Why did TLS 1.3 remove RSA key exchange?

4 minadvancedtls-1.3rsakey-exchangesecurity

Quick Answer

RSA key exchange doesn't provide forward secrecy — a single leaked server private key can decrypt every past session that used it. It also needs an extra round trip compared to ECDHE in practice, and has been linked to real-world attacks like ROBOT, which abused subtle timing differences in RSA decryption. TLS 1.3's designers decided to only keep key-exchange methods that are both faster and safer by default, so RSA key exchange was dropped entirely.

Detailed Answer

TLS 1.3 only allows (EC)DHE-family key exchange. RSA key exchange, which was still allowed as an option in TLS 1.2, was removed entirely.
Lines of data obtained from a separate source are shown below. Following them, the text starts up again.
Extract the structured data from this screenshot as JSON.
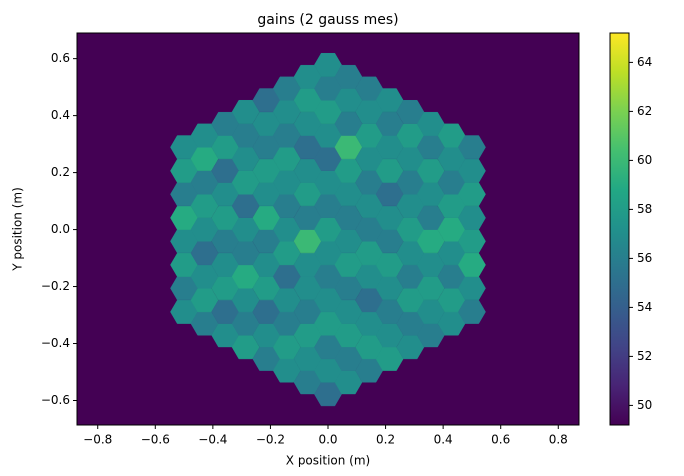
{
  "chart_data": {
    "type": "hexmap",
    "title": "gains (2 gauss mes)",
    "x_label": "X position (m)",
    "y_label": "Y position (m)",
    "colormap": "viridis",
    "clim": [
      49.2,
      65.2
    ],
    "cticks": [
      50,
      52,
      54,
      56,
      58,
      60,
      62,
      64
    ],
    "xlim": [
      -0.872,
      0.872
    ],
    "ylim": [
      -0.686,
      0.69
    ],
    "xticks": [
      {
        "value": -0.8,
        "label": "−0.8"
      },
      {
        "value": -0.6,
        "label": "−0.6"
      },
      {
        "value": -0.4,
        "label": "−0.4"
      },
      {
        "value": -0.2,
        "label": "−0.2"
      },
      {
        "value": 0,
        "label": "0.0"
      },
      {
        "value": 0.2,
        "label": "0.2"
      },
      {
        "value": 0.4,
        "label": "0.4"
      },
      {
        "value": 0.6,
        "label": "0.6"
      },
      {
        "value": 0.8,
        "label": "0.8"
      }
    ],
    "yticks": [
      {
        "value": -0.6,
        "label": "−0.6"
      },
      {
        "value": -0.4,
        "label": "−0.4"
      },
      {
        "value": -0.2,
        "label": "−0.2"
      },
      {
        "value": 0,
        "label": "0.0"
      },
      {
        "value": 0.2,
        "label": "0.2"
      },
      {
        "value": 0.4,
        "label": "0.4"
      },
      {
        "value": 0.6,
        "label": "0.6"
      }
    ],
    "columns": [
      {
        "x": -0.5,
        "y": [
          -0.289,
          -0.206,
          -0.124,
          -0.041,
          0.041,
          0.124,
          0.206,
          0.289
        ],
        "values": [
          57,
          56,
          58,
          57,
          59,
          56,
          58,
          57
        ]
      },
      {
        "x": -0.429,
        "y": [
          -0.33,
          -0.248,
          -0.165,
          -0.083,
          0,
          0.083,
          0.165,
          0.248,
          0.33
        ],
        "values": [
          56,
          58,
          57,
          55,
          57,
          58,
          56,
          59,
          57
        ]
      },
      {
        "x": -0.357,
        "y": [
          -0.371,
          -0.289,
          -0.206,
          -0.124,
          -0.041,
          0.041,
          0.124,
          0.206,
          0.289,
          0.371
        ],
        "values": [
          57,
          55,
          58,
          57,
          56,
          58,
          57,
          55,
          58,
          56
        ]
      },
      {
        "x": -0.286,
        "y": [
          -0.413,
          -0.33,
          -0.248,
          -0.165,
          -0.083,
          0,
          0.083,
          0.165,
          0.248,
          0.33,
          0.413
        ],
        "values": [
          58,
          56,
          57,
          59,
          56,
          57,
          55,
          58,
          57,
          56,
          57
        ]
      },
      {
        "x": -0.214,
        "y": [
          -0.454,
          -0.371,
          -0.289,
          -0.206,
          -0.124,
          -0.041,
          0.041,
          0.124,
          0.206,
          0.289,
          0.371,
          0.454
        ],
        "values": [
          56,
          57,
          55,
          58,
          57,
          56,
          59,
          57,
          58,
          56,
          57,
          55
        ]
      },
      {
        "x": -0.143,
        "y": [
          -0.495,
          -0.413,
          -0.33,
          -0.248,
          -0.165,
          -0.083,
          0,
          0.083,
          0.165,
          0.248,
          0.33,
          0.413,
          0.495
        ],
        "values": [
          57,
          58,
          56,
          57,
          55,
          58,
          57,
          56,
          57,
          58,
          56,
          57,
          56
        ]
      },
      {
        "x": -0.071,
        "y": [
          -0.536,
          -0.454,
          -0.371,
          -0.289,
          -0.206,
          -0.124,
          -0.041,
          0.041,
          0.124,
          0.206,
          0.289,
          0.371,
          0.454,
          0.536
        ],
        "values": [
          56,
          57,
          58,
          56,
          57,
          57,
          60,
          56,
          58,
          57,
          55,
          57,
          58,
          57
        ]
      },
      {
        "x": 0,
        "y": [
          -0.578,
          -0.495,
          -0.413,
          -0.33,
          -0.248,
          -0.165,
          -0.083,
          0,
          0.083,
          0.165,
          0.248,
          0.33,
          0.413,
          0.495,
          0.578
        ],
        "values": [
          55,
          57,
          56,
          58,
          57,
          56,
          57,
          58,
          56,
          57,
          55,
          57,
          58,
          56,
          57
        ]
      },
      {
        "x": 0.071,
        "y": [
          -0.536,
          -0.454,
          -0.371,
          -0.289,
          -0.206,
          -0.124,
          -0.041,
          0.041,
          0.124,
          0.206,
          0.289,
          0.371,
          0.454,
          0.536
        ],
        "values": [
          57,
          56,
          58,
          57,
          56,
          58,
          57,
          56,
          57,
          58,
          60,
          56,
          57,
          56
        ]
      },
      {
        "x": 0.143,
        "y": [
          -0.495,
          -0.413,
          -0.33,
          -0.248,
          -0.165,
          -0.083,
          0,
          0.083,
          0.165,
          0.248,
          0.33,
          0.413,
          0.495
        ],
        "values": [
          56,
          58,
          57,
          55,
          57,
          58,
          56,
          57,
          56,
          57,
          58,
          57,
          56
        ]
      },
      {
        "x": 0.214,
        "y": [
          -0.454,
          -0.371,
          -0.289,
          -0.206,
          -0.124,
          -0.041,
          0.041,
          0.124,
          0.206,
          0.289,
          0.371,
          0.454
        ],
        "values": [
          58,
          57,
          56,
          57,
          58,
          56,
          57,
          55,
          58,
          57,
          56,
          57
        ]
      },
      {
        "x": 0.286,
        "y": [
          -0.413,
          -0.33,
          -0.248,
          -0.165,
          -0.083,
          0,
          0.083,
          0.165,
          0.248,
          0.33,
          0.413
        ],
        "values": [
          57,
          56,
          58,
          56,
          57,
          58,
          57,
          56,
          57,
          58,
          56
        ]
      },
      {
        "x": 0.357,
        "y": [
          -0.371,
          -0.289,
          -0.206,
          -0.124,
          -0.041,
          0.041,
          0.124,
          0.206,
          0.289,
          0.371
        ],
        "values": [
          56,
          57,
          58,
          57,
          59,
          56,
          57,
          58,
          56,
          57
        ]
      },
      {
        "x": 0.429,
        "y": [
          -0.33,
          -0.248,
          -0.165,
          -0.083,
          0,
          0.083,
          0.165,
          0.248,
          0.33
        ],
        "values": [
          57,
          58,
          56,
          57,
          59,
          58,
          56,
          57,
          58
        ]
      },
      {
        "x": 0.5,
        "y": [
          -0.289,
          -0.206,
          -0.124,
          -0.041,
          0.041,
          0.124,
          0.206,
          0.289
        ],
        "values": [
          56,
          57,
          59,
          58,
          57,
          58,
          57,
          56
        ]
      }
    ]
  }
}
There were a few converging reasons:

  • No forward secrecy — as covered in the previous question, RSA key exchange reuses the server's long-term private key to protect every session's secret. One leaked key compromises every past session ever recorded.
  • History of real attacks — RSA key exchange has repeatedly been the target of practical attacks, such as ROBOT (Return Of Bleichenbacher's Oracle Threat), which exploited subtle timing and error-response differences during RSA decryption to gradually decrypt captured traffic.
  • It's not actually faster — RSA key exchange was sometimes assumed to be cheaper than ECDHE, but modern ECDHE implementations are fast enough that this is no longer a meaningful trade-off.
  • Fewer options means a smaller attack surface — TLS 1.2 let a server operator, sometimes accidentally, keep a weak configuration enabled. TLS 1.3 simplifies its options down to a small set that is secure by default, rather than secure only if configured carefully.

The result is a protocol where you cannot even configure the insecure option, because it no longer exists.